Em finanças, teoricamente, somente um título do Tesouro dos EUA é considerado livre de risco, e, mesmo assim, essa premissa é bem questionável perante a crescente dívida americana. No Brasil, os títulos emitidos pelo governo federal, negociados no Tesouro Direto, são os de menor risco de crédito, mesmo que não tenham garantia do FGC.
Infelizmente, esses conceitos passam longe do investidor comum. Com isso, o Master conseguiu crescer vendendo CDBs com taxas obscenas, enquanto, na outra ponta, comprava ativos de qualidade bem duvidosa, como ações de segunda linha, precatórios e títulos de crédito de alto risco.
De um lado, o passivo do banco contava com taxas muito elevadas; do outro, havia ativos com alto risco de crédito, de mercado e de liquidez. Para qualquer analista atento, a conta não fecharia. Entretanto, apesar do forte descasamento entre ativos e passivos, o Master seguia com seu modelo de negócio, colocando credores e o Sistema Financeiro Nacional em risco. Como isso foi possível?
A resposta passa por um sistema bem conhecido no Brasil: o capitalismo de compadrio.

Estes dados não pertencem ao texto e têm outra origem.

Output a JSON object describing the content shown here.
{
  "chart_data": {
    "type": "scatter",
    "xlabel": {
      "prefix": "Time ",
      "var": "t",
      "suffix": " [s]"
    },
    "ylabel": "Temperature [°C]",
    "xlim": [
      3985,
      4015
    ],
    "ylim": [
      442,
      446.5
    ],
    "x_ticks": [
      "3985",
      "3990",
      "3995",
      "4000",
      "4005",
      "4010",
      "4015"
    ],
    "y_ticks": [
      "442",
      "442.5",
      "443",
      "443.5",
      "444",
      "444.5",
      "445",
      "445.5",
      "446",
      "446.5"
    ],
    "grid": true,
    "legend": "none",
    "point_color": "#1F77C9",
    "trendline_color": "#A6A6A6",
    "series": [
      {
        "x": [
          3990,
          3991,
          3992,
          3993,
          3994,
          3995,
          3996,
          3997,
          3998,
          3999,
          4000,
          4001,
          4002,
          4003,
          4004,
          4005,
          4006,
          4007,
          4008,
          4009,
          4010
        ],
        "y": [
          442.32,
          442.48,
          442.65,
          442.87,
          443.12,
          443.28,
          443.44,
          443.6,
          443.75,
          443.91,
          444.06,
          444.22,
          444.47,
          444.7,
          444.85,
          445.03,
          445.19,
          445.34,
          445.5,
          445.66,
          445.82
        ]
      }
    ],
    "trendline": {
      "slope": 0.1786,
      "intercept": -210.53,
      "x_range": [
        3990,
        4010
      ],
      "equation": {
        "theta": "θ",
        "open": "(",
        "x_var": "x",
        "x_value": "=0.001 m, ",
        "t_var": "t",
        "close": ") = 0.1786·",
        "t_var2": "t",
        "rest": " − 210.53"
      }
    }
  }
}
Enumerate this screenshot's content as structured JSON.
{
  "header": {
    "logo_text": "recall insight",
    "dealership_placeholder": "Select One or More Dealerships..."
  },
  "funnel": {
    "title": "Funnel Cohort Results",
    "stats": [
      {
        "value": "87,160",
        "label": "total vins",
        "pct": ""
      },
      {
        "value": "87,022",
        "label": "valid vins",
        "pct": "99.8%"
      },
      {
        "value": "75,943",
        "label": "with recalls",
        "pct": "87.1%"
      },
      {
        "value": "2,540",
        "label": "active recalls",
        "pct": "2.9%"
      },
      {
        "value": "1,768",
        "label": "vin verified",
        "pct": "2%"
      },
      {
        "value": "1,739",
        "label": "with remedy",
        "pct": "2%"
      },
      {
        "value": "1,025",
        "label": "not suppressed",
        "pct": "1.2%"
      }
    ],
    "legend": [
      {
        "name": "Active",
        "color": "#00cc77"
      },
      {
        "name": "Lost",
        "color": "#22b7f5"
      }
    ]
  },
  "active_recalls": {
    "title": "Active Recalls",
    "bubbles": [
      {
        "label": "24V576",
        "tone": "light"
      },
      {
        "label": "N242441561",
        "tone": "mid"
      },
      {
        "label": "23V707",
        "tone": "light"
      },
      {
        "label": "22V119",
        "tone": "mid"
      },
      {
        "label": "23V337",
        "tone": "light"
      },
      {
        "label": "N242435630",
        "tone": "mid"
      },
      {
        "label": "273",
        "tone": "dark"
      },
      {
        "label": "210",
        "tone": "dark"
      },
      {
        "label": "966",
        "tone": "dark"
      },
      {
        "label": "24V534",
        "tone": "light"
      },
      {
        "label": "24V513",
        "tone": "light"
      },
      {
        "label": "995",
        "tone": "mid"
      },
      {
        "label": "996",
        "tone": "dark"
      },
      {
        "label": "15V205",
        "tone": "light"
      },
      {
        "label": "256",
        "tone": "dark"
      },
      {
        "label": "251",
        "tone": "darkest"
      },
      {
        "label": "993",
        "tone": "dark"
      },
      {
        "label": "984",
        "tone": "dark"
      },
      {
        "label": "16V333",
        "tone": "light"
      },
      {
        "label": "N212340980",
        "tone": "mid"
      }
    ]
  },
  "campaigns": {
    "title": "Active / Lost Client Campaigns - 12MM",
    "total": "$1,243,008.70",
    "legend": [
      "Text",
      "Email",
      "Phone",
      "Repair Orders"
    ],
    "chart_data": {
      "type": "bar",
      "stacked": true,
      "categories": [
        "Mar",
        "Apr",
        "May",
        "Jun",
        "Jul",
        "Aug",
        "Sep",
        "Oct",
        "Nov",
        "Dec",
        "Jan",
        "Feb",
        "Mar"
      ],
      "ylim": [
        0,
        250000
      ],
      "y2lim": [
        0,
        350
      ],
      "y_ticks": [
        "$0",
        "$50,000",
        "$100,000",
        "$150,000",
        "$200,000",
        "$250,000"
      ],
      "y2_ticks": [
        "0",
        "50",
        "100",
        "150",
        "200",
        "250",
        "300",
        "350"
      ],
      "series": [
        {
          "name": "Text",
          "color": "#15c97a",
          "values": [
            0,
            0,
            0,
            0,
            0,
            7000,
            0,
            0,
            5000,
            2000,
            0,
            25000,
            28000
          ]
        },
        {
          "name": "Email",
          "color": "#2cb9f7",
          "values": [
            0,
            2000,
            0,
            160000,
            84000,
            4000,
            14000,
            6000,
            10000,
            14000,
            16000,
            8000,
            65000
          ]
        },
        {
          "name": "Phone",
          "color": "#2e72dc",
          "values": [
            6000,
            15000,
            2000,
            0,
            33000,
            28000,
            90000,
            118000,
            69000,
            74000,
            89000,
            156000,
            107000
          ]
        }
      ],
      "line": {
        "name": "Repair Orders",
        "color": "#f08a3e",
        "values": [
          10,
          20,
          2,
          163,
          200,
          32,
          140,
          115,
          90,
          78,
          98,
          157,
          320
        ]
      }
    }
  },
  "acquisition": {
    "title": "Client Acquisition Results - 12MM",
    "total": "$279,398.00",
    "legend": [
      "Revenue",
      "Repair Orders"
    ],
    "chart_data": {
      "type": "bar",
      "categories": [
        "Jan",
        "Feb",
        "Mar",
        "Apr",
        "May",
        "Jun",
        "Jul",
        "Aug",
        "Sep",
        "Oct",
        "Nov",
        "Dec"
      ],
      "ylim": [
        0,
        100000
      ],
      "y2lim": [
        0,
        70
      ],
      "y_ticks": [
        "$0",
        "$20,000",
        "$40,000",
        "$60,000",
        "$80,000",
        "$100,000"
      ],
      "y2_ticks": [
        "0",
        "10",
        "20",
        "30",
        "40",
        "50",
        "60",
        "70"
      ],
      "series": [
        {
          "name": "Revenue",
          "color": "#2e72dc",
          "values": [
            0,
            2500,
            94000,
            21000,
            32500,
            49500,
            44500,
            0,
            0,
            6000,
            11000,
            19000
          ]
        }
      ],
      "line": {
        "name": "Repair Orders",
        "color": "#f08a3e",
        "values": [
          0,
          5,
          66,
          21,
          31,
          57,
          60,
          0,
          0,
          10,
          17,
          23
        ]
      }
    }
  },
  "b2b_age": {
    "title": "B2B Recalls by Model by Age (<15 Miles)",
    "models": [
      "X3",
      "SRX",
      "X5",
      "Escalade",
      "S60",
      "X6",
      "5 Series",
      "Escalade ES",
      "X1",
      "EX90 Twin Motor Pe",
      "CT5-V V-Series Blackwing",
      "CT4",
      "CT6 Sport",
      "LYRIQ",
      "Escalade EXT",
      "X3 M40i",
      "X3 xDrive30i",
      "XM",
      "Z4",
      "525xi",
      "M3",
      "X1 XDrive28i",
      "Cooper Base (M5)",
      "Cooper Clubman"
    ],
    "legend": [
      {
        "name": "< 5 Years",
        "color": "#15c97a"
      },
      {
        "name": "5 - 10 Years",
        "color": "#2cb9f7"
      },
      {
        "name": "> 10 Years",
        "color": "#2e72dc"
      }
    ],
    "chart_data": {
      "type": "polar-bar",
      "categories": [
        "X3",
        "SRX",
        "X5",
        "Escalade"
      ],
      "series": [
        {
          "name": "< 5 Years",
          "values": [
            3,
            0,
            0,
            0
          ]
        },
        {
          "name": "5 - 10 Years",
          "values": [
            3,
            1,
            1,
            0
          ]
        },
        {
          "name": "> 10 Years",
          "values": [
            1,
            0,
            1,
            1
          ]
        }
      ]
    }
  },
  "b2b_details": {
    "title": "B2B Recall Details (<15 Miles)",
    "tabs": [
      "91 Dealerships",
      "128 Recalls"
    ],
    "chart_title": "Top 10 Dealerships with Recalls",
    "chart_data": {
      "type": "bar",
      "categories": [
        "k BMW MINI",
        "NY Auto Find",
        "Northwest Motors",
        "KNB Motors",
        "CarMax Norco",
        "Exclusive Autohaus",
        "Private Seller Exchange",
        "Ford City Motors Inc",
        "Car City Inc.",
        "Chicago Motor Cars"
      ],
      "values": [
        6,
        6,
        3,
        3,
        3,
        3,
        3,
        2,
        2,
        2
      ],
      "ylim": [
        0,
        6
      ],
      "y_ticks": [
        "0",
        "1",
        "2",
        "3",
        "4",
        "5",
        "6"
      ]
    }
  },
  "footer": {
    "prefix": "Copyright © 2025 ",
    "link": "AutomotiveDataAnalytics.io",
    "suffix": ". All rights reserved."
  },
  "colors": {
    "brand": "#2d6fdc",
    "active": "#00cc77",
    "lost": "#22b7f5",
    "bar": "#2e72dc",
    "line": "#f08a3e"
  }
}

Ao contrário do capitalismo clássico, cujos vencedores são premiados pela meritocracia, produtividade e capacidade de inovação, no capitalismo de compadrio os campeões são aqueles com boas conexões em Brasília, numa troca perversa entre favores políticos e benefícios econômicos.
Da direita à esquerda, passando pelo centrão, Vorcaro tinha acesso a poderosos como Ciro Nogueira (PP-PI), Ibaneis Rocha (MDB), Ricardo Lewandowski — ex-membro do comitê consultivo estratégico do banco antes de ser ministro da Justiça — e o ex-ministro da Fazenda Guido Mantega.
Com tanta influência em Brasília, é de se suspeitar que o projeto de lei (PL) quase aprovado na Câmara dos Deputados, que permitia a parlamentares destituírem diretores do Banco Central, tivesse as digitais de Vorcaro. Coincidentemente, o regime de urgência do PL, articulado pelo centrão, aconteceu pouco antes da liquidação extrajudicial do Master pelo Banco Central. Felizmente, a matéria não avançou.
Além de conexões políticas, o banqueiro contava com uma banca de influentes advogados, aqueles com acesso ao STF. Entre eles, o escritório da esposa do ministro Alexandre de Moraes, Barci de Moraes.
Com tanto poder e trânsito em Brasília, Vorcaro se tornou bilionário. Levava uma vida luxuosa, caracterizada por carros de luxo, aviões particulares, uma mansão de US$ 37 milhões em Orlando e uma casa em Trancoso avaliada em R$ 280 milhões.
No entanto, essa vida luxuosa não veio de sua produtividade e capacidade de inovação, como Elon Musk, Jeff Bezos, Bill Gates ou o falecido Steve Jobs, mas de um negócio que prejudicou muita gente — de pessoas físicas a governos, passando pelos cotistas de fundos de pensão.
Só há um caminho para diminuir essa perversidade brasileira, sem que surjam novos “Masters” ou empreiteiras corruptas descobertas pela famigerada Lava Jato: o aperfeiçoamento institucional, com independência técnica e operacional de órgãos de Estado (Receita Federal, Bacen, Polícia Federal, entre outros) e a diminuição do tamanho do governo.
Dessa maneira, seria possível migrar do capitalismo de compadrio, que gera desigualdades ao enriquecer poucos às custas de corrupção e prejuízos de muitos, para o capitalismo clássico, que tira pessoas da pobreza ao premiar a eficiência, a inovação, a produtividade e a meritocracia.